Essa deficiência instrutória é, por si só, suficiente para inviabilizar o acolhimento da pretensão recursiva nesta sede. O habeas corpus e, por consequência, o recurso ordinário, exige que a parte demonstre o constrangimento ilegal com os elementos carreados ao próprio writ, não sendo possível suprir essa lacuna com diligências instrutórias posteriores.
A produção de prova em sede de habeas corpus não é admitida, porque o remédio constitucional pressupõe que o constrangimento se revele de plano, a partir da documentação que acompanha a impetração. Se a parte não juntou aos autos do habeas corpus a decisão que decretou a prisão preventiva, tampouco eventual acórdão que a confirmou, não há como esta Corte reconstituir o suporte fático da medida substitutiva para verificar se os fundamentos cautelares ainda subsistem ou foram superados.

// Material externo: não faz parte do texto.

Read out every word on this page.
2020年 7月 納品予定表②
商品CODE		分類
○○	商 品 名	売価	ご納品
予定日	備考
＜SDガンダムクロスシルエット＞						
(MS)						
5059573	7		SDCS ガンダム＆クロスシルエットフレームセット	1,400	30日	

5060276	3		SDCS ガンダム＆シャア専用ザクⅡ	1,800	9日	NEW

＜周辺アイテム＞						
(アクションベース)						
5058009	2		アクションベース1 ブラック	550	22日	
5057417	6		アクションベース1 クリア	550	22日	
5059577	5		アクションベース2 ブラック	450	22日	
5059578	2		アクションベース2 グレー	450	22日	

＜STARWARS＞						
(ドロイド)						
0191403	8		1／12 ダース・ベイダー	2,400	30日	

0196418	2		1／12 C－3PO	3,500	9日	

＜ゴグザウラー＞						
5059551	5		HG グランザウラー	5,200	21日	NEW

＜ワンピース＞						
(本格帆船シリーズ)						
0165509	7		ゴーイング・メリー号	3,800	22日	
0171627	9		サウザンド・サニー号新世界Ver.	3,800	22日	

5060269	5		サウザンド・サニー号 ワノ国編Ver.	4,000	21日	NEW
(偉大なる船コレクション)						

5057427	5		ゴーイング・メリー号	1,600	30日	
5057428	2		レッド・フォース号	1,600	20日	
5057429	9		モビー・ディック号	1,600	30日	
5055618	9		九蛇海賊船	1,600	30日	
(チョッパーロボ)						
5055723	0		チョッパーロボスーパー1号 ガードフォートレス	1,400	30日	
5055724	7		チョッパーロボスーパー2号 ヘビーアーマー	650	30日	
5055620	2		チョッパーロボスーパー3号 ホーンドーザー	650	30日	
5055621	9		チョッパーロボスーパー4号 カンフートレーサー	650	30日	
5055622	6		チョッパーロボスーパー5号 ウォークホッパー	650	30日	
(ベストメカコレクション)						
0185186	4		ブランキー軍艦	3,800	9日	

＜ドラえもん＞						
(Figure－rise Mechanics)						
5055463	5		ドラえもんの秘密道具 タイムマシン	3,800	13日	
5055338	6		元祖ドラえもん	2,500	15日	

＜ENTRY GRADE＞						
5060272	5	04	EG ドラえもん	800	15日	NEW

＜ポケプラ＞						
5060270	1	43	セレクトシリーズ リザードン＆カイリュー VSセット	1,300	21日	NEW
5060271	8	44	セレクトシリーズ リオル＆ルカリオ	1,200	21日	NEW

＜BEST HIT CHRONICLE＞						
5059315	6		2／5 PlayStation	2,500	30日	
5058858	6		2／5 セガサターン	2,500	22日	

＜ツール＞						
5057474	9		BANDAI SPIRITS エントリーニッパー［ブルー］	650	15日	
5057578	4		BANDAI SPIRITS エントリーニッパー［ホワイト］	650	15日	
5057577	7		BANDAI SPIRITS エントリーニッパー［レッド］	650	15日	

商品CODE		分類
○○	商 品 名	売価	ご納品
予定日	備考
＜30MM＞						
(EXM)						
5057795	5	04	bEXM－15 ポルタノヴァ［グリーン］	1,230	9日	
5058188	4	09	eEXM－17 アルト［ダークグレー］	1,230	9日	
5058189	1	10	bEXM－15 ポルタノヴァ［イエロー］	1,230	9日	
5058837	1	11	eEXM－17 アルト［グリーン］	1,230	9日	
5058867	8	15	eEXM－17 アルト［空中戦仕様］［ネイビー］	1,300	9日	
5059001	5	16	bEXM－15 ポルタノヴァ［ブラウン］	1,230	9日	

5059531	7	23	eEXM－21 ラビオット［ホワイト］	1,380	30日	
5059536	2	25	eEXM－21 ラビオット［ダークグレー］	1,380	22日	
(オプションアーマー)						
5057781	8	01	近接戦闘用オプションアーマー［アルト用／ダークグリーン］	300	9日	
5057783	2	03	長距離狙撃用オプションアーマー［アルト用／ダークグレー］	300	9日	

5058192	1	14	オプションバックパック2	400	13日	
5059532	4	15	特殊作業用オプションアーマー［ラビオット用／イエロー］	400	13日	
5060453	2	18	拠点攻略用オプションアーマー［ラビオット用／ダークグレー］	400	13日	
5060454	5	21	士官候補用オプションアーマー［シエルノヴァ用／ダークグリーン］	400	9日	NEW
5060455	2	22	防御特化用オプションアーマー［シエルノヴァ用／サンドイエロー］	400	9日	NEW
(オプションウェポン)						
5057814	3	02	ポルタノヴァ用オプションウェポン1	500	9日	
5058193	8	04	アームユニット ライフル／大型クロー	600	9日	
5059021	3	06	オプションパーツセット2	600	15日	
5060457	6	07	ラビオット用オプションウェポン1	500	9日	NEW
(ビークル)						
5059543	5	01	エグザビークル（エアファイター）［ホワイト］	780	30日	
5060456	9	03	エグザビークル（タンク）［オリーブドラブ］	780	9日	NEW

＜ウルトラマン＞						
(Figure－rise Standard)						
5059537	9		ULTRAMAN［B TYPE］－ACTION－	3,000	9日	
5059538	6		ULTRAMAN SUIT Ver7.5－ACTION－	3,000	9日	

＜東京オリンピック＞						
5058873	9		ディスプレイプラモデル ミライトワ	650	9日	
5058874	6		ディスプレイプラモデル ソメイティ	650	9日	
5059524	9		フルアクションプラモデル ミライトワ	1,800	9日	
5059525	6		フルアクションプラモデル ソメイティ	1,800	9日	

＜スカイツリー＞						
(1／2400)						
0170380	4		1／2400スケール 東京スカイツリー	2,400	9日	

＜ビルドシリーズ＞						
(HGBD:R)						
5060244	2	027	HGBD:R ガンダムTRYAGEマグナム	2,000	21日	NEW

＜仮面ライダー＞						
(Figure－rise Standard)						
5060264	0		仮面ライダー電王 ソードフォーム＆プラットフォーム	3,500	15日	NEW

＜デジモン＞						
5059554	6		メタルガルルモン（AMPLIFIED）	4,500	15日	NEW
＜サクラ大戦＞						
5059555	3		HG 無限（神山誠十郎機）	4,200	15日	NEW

Admitir que se procedesse à dilação probatória para suprir essa omissão significaria distorcer a função do remédio constitucional e transformá-lo em veículo de cognição plena, o que é incompatível com a sua natureza.
Nesse sentido:
AGRAVO REGIMENTAL NO RECURSO EM HABEAS CORPUS. PROCESSUAL PENAL. OPERAÇÃO KARIRI. LAVAGEM DE DINHEIRO E ORGANIZAÇÃO CRIMINOSA. MANUTENÇÃO DE MEDIDAS CAUTELARES DIVERSAS DA PRISÃO NA SENTENÇA. MONITORAMENTO ELETRÔNICO. INSTRUÇÃO DEFICIENTE. AUSÊNCIA DE CÓPIA DO DECRETO PRISIONAL PRIMÁRIO. ÔNUS DA DEFESA. IMPOSSIBILIDADE DE ANÁLISE DA CADEIA DE FUNDAMENTOS. AGRAVO REGIMENTAL NÃO PROVIDO.
1. Ação constitucional de natureza mandamental, o habeas corpus tem como escopo precípuo afastar eventual ameaça ao direito de ir e vir, cuja natureza urgente exige prova pré-constituída das alegações, não comportando dilação probatória.
2. É cogente ao impetrante apresentar elementos documentais suficientes para se permitir a aferição da alegada existência de constrangimento ilegal no ato atacado na impetração, iniciativa que não se desincumbiu o impetrante.
3. A ausência da cópia do decreto de prisão preventiva (marco inicial da custódia) impede a análise da idoneidade e da atualidade dos fundamentos utilizados pela sentença condenatória para manter as medidas cautelares (monitoramento eletrônico e recolhimento domiciliar), uma vez que o Juízo de primeiro grau se reportou à persistência dos motivos ensejadores da cautela inicial (per relationem).
4. A defesa, ao invés de juntar o documento indicado, o que poderia ensejar a reconsideração da decisão ora impugnada, preferiu limitar-se a sustentar, neste agravo, que, "a decisão combatida incorreu em evidente equívoco ao exigir a juntada do decreto prisional, uma vez que a impugnação não versa sobre prisão preventiva, mas sobre medidas alternativas impostas e mantidas sem fundamentação", bem como "a juntada do decreto prisional não é requisito formal ao conhecimento do recurso, pois a controvérsia não versa sobre prisão preventiva, mas sobre a manutenção de medidas cautelares diversas após a sentença".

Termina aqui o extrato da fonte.